La procédure a été communiquée à la préfète du Rhône, qui n’a pas produit d’observations.
Vu :
— les autres pièces du dossier ;
— la requête enregistrée le 5 août 2025 sous le n° 2510024, tendant à l’annulation de la décision contestée.
Vu :
— le code de l’entrée et du séjour des étrangers et du droit d’asile ;
— le code de justice administrative.
La présidente du tribunal a désigné Mme Viotti, première conseillère, en application des dispositions de l’article L. 511-2 du code de justice administrative pour exercer les fonctions de juge des référés.
Les parties ont été régulièrement averties du jour de l’audience, tenue le 21 août 2025 à 15 heures.
Ont été entendus, au cours de l’audience publique, tenue en présence de M. Clément, greffier d’audience :
— le rapport de Mme Viotti, juge des référés ;
— les observations de Me Le Roy, substituant Me Couderc et représentant Mme A, qui a repris les faits, moyens et conclusions exposés dans ses écritures.
La clôture de l’instruction a été prononcée à l’issue de l’audience.
Considérant ce qui suit :
1. Mme A, ressortissante comorienne née le 6 avril 1989 à Dembeni, est entrée sur le territoire français au cours de l’année 2016. A compter du 7 février 2024, elle a bénéficié d’un titre de séjour portant la mention « vie privée et familiale », valable jusqu’au 6 février 2025. Le 18 octobre 2024, elle en a demandé le renouvellement. Une décision implicite de rejet est née du silence gardé par la préfète du Rhône pendant quatre mois sur cette demande, soit le 18 février 2025. Par la présente requête, Mme A demande à la juge des référés de suspendre l’exécution de cette décision.

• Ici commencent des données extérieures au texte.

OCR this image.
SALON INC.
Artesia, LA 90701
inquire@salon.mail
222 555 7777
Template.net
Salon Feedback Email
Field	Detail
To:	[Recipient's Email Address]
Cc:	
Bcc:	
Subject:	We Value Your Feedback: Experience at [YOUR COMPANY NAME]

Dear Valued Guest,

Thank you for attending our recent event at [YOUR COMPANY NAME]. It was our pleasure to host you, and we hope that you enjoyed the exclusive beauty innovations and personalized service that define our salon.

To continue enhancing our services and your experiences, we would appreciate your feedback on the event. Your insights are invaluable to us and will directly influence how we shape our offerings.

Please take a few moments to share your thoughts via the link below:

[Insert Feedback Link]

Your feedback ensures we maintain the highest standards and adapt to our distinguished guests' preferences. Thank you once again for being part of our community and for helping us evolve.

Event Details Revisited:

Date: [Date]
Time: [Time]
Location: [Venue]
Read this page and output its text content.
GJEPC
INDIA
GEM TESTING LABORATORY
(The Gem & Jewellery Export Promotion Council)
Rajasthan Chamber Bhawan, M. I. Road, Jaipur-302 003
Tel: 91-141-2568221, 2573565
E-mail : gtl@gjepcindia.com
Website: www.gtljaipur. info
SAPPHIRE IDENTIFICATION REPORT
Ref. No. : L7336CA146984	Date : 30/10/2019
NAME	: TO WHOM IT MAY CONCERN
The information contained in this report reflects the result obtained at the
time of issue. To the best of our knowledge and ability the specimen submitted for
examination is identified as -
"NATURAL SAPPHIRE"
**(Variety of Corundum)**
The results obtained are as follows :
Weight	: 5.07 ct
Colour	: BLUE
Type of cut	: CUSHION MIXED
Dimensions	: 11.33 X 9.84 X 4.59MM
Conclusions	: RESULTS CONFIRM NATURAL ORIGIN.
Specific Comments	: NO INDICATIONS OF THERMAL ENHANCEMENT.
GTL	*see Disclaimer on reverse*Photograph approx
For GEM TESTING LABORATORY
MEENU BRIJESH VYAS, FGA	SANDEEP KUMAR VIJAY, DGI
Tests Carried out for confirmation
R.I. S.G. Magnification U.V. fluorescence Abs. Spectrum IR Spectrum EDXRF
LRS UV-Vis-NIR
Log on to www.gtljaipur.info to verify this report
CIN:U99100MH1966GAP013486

Sur les conclusions présentées au titre de l’article L. 521-1 du code de justice administrative :
2. Aux termes de l’article L. 521-1 du code de justice administrative : « Quand une décision administrative, même de rejet, fait l’objet d’une requête en annulation ou en réformation, le juge des référés, saisi d’une demande en ce sens, peut ordonner la suspension de l’exécution de cette décision, ou de certains de ses effets, lorsque l’urgence le justifie et qu’il est fait état d’un moyen propre à créer, en l’état de l’instruction, un doute sérieux quant à la légalité de la décision. () ». L’article R. 522-1 du même code dispose, en son premier alinéa : « La requête visant au prononcé de mesures d’urgence doit () justifier de l’urgence de l’affaire ».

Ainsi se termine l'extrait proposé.